ABSTRACT

The flow of theoretical and methodological paradigms which determine the frames for research work in science and mathematics learning has become rich and more and more sophisticated. However, it seems that more than in the past, researchers today do not feel obliged to and/or satisfied with sticking to one methodological paradigm. Research trends in our area are nowadays characterized by flexibility and creativity in combining research methods and methodological tools, which fit the researchers’ theoretical framework and meet their goals and needs to explain and answer some ‘big questions’ emerging from their explorations (e.g. see the chapter by Saxe et al. in this volume). In this chapter I first discuss issues concerning the contour lines between the theoretical framework and the methods and methodological tools within the same research work.

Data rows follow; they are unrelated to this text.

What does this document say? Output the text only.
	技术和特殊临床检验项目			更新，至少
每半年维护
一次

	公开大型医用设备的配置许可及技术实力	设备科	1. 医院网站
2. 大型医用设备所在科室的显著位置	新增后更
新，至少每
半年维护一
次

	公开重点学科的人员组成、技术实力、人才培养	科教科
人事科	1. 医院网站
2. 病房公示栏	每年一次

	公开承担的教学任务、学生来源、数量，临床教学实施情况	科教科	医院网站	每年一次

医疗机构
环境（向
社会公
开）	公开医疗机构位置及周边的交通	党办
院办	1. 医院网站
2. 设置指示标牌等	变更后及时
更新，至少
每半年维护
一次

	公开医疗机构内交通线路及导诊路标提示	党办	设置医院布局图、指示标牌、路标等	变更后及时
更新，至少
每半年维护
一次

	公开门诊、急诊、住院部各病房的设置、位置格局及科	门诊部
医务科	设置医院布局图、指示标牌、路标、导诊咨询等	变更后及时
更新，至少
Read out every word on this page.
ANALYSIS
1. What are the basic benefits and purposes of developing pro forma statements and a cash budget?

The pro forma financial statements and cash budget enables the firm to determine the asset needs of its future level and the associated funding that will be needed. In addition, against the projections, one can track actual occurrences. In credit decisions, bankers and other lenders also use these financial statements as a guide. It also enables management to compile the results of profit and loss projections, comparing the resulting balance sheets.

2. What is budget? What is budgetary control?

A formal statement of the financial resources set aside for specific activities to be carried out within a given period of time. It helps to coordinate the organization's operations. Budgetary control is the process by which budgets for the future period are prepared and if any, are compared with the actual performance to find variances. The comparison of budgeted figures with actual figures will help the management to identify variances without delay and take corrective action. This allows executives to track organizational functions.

I argue that in more and more research work these boundaries are flexible and even a bit vague in the sense that the same scheme or model may serve as a theoretical framework in one piece of research, as a methodological tool in a second one, and as both of them in a third piece of research. I will discuss these issues via two examples, which illustrate dynamic relationships between theory and methodology in two different research domains of mathematics learning. In each example, the questions will emerge from analyses of the above relationships in a few research papers concerning a particular topic, looking at differences and similarities between theoretical and methodological frameworks. The first example is taken from research on argumentation in mathematics learning, and the second example is taken from research using the RBC+C model for abstraction in context.